2000s: Globalization’s Discontents

The years since 2000 have witnessed rapid and chaotic trends in globalization as well as violent regional conflicts with devastating immediate consequences and far-reaching global effects. The 2001 World Trade Center attacks would fundamentally shape the years to come, manifesting in heightened rhetoric of religious prejudice, two U.S.-led wars, and new attitudes toward civil liberties, security, and civic engagement, all of which were complicated by the increasing sophistication of cyber technologies.

The 2008 financial crisis laid bare the labyrinthine complexities of global capital flows, heightened awareness of the widening gap between the wealthy and the poor, and unsettled twentieth century assumptions about the centrality, power, and authority of nation states. Some began to question the efficacy of democracy.

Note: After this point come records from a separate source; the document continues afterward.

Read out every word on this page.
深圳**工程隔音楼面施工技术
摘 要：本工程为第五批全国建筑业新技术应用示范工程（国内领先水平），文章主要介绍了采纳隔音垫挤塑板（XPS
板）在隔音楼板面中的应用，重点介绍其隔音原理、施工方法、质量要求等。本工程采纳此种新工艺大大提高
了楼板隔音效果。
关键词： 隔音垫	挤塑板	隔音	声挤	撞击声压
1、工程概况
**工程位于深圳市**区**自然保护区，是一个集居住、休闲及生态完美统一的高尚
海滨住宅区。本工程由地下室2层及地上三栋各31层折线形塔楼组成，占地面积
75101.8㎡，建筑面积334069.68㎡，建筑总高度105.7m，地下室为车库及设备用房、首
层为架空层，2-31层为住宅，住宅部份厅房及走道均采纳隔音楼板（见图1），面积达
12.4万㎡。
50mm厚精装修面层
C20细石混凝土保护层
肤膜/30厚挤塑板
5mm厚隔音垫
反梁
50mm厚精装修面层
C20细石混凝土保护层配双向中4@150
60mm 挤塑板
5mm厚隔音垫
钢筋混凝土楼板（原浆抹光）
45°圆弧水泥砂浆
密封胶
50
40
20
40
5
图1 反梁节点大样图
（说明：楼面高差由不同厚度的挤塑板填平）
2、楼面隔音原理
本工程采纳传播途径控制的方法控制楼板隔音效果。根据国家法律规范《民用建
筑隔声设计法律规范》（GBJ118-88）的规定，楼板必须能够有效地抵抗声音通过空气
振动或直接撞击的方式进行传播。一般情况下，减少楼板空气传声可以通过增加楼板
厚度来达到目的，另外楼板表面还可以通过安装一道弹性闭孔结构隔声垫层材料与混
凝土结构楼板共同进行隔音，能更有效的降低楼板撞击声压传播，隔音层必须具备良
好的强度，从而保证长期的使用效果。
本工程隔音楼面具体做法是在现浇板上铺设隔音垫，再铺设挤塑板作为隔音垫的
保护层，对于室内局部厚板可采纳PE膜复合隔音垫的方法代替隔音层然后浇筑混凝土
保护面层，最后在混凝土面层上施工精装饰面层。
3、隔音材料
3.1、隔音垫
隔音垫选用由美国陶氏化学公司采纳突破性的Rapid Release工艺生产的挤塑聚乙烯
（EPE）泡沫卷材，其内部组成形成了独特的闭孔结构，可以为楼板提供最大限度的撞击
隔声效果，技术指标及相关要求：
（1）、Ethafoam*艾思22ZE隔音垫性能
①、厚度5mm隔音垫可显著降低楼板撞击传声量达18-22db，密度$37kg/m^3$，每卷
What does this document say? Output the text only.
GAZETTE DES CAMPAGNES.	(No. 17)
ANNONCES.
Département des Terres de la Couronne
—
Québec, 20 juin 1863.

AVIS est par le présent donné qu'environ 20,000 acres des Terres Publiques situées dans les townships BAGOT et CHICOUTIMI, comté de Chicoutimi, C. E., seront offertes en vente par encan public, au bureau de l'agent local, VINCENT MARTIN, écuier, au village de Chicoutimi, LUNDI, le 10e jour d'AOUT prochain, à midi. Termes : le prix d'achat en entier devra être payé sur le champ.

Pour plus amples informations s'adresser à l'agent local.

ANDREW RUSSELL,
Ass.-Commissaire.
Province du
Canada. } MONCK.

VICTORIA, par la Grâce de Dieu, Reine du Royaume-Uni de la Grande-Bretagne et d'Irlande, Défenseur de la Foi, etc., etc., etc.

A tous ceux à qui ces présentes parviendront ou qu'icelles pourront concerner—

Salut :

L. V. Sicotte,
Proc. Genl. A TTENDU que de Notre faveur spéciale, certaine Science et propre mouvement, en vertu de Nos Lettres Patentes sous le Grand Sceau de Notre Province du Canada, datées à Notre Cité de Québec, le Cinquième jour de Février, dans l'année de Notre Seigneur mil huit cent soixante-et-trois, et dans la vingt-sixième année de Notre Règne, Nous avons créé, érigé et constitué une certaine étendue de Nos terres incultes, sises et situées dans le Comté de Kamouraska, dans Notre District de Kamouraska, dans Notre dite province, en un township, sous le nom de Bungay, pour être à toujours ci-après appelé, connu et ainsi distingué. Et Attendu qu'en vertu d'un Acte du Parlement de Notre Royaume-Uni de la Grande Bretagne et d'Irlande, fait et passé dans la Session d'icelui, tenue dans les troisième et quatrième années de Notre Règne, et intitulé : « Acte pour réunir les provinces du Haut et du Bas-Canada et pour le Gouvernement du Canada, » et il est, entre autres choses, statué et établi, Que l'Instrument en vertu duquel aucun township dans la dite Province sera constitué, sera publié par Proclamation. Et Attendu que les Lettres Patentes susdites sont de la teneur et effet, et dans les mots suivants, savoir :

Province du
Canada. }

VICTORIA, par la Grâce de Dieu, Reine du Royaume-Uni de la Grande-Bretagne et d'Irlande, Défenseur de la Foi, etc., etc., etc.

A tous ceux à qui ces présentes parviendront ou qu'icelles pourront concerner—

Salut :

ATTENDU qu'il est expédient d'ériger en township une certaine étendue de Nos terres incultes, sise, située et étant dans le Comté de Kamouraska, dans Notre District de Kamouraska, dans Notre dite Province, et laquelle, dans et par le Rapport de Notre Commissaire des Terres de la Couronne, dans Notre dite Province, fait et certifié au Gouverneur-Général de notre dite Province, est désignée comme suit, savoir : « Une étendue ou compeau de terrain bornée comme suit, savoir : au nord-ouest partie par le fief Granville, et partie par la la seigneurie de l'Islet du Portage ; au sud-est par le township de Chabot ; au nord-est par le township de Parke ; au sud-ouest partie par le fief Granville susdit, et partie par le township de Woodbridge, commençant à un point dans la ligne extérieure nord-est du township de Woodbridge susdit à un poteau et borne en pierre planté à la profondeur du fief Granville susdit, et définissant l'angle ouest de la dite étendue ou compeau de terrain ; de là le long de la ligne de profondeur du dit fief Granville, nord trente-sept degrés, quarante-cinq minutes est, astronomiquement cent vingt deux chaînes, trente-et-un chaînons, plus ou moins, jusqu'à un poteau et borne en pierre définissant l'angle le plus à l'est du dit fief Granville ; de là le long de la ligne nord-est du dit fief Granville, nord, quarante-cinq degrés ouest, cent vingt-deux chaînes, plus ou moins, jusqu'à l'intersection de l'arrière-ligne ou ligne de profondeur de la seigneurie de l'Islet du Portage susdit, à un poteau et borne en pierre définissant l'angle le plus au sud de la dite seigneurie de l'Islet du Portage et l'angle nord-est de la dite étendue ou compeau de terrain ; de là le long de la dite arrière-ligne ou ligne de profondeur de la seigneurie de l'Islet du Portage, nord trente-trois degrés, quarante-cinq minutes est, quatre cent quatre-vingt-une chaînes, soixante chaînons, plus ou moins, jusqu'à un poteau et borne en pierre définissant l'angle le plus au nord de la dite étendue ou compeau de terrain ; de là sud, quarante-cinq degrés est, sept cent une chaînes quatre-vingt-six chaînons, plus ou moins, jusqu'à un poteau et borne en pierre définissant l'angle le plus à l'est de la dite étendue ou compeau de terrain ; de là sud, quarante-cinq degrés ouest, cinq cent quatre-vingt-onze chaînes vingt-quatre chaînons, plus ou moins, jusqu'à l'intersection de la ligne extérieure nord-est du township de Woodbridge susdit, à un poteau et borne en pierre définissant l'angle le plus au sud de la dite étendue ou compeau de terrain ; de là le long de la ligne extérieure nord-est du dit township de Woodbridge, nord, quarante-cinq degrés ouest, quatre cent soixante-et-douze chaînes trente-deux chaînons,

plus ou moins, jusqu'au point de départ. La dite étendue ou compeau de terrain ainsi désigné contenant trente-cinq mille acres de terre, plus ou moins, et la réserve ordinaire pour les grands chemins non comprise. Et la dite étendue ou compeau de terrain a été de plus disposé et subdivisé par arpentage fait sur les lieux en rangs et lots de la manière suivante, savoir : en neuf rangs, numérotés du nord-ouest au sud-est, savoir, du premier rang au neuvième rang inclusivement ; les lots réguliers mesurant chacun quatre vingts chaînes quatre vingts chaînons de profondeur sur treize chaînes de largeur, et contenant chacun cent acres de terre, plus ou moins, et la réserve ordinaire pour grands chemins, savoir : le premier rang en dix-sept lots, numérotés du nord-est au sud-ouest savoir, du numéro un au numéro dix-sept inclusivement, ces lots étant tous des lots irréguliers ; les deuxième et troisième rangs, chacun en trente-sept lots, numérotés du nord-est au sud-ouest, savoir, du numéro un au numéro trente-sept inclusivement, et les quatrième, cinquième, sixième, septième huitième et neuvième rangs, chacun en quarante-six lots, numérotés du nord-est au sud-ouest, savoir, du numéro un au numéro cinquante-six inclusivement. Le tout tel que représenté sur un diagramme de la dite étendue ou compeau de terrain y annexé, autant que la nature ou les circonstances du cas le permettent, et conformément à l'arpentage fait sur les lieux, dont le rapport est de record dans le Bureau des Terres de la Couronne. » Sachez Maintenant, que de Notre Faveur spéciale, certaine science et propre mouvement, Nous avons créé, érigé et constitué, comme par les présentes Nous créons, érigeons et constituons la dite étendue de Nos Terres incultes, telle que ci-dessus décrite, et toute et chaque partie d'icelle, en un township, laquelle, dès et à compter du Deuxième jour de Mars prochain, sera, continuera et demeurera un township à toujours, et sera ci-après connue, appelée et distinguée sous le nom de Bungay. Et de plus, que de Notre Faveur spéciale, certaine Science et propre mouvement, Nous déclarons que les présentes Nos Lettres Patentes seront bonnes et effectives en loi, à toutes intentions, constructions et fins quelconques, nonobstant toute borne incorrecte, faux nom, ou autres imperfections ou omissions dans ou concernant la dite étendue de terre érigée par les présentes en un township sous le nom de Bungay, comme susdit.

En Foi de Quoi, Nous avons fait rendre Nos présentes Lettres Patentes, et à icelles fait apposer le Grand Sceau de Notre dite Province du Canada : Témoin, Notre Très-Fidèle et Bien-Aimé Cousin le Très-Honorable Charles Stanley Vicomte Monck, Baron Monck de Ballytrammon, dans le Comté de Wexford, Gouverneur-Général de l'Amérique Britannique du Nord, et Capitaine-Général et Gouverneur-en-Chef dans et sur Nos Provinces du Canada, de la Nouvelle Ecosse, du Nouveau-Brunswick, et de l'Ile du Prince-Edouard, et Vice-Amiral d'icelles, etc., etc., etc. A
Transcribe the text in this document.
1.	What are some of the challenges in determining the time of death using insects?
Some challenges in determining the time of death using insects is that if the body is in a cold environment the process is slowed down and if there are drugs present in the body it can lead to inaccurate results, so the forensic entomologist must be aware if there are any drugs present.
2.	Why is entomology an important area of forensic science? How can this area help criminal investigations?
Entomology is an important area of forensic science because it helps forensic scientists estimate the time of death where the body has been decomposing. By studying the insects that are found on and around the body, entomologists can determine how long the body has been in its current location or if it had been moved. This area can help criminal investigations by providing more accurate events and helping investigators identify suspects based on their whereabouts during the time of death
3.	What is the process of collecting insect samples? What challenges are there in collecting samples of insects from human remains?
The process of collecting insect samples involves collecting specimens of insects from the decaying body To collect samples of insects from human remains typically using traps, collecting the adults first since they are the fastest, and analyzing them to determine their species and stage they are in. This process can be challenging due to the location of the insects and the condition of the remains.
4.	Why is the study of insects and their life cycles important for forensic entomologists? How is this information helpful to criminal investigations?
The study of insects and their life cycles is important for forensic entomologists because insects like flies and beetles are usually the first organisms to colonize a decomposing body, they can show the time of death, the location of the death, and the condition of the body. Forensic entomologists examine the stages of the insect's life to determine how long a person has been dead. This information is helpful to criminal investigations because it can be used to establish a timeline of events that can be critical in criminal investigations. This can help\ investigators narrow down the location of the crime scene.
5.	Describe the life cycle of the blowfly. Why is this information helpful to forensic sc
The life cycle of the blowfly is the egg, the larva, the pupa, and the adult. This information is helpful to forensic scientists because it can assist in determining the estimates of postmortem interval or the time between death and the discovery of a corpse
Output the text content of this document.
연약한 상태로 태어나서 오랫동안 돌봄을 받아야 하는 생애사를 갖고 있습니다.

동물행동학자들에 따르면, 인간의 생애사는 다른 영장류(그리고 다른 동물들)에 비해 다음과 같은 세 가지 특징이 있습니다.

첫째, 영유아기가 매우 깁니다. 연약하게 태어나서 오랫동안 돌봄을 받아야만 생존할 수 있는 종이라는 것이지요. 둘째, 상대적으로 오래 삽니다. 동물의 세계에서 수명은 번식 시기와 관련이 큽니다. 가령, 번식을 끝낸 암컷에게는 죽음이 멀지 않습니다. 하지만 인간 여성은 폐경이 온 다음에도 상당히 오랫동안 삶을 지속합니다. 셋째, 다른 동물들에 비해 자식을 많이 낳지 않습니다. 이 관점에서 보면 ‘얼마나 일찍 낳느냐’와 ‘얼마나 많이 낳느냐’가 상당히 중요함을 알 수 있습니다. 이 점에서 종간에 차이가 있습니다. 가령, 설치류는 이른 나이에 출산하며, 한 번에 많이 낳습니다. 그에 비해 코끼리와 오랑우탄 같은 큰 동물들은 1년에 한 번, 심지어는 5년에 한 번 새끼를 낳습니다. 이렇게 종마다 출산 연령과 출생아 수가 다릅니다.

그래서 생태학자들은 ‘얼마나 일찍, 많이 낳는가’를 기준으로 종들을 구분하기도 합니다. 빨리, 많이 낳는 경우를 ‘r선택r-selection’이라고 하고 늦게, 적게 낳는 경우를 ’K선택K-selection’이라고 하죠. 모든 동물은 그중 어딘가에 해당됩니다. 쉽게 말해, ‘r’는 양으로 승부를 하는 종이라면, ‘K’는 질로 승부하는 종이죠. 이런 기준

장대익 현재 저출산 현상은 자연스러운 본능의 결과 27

The physical environment, widely acknowledged for at least three decades as globally interdependent and to some extent heedless of national boundaries, experienced several blows in the 2000s, when climate science was ignored or rejected even as visible evidence of the effects of carbon emissions and other pollutants became more obvious.

The RBF marshaled its historical commitments in a new program design that worked on all these fronts. Domestically, it addressed political polarization, civic disengagement, and the growing influence of money in politics. Internationally, it sought to uncover the true drivers of conflict and foster conditions conducive to durable peace, especially after 2011 with its new Peacebuilding program. It included the Western Balkans in its work in democracy and civil society, viewing that region as the unfinished business of European integration. It re-focused its Asian grantmaking on Southern China. With respect to the environment, it tackled climate change as well as attempted to strengthen the vitality of democracy in global governance and the access and participation of the global South in global problem solving. And it reduced its own carbon footprint through sustainably designed office space and divestment from fossil fuel companies.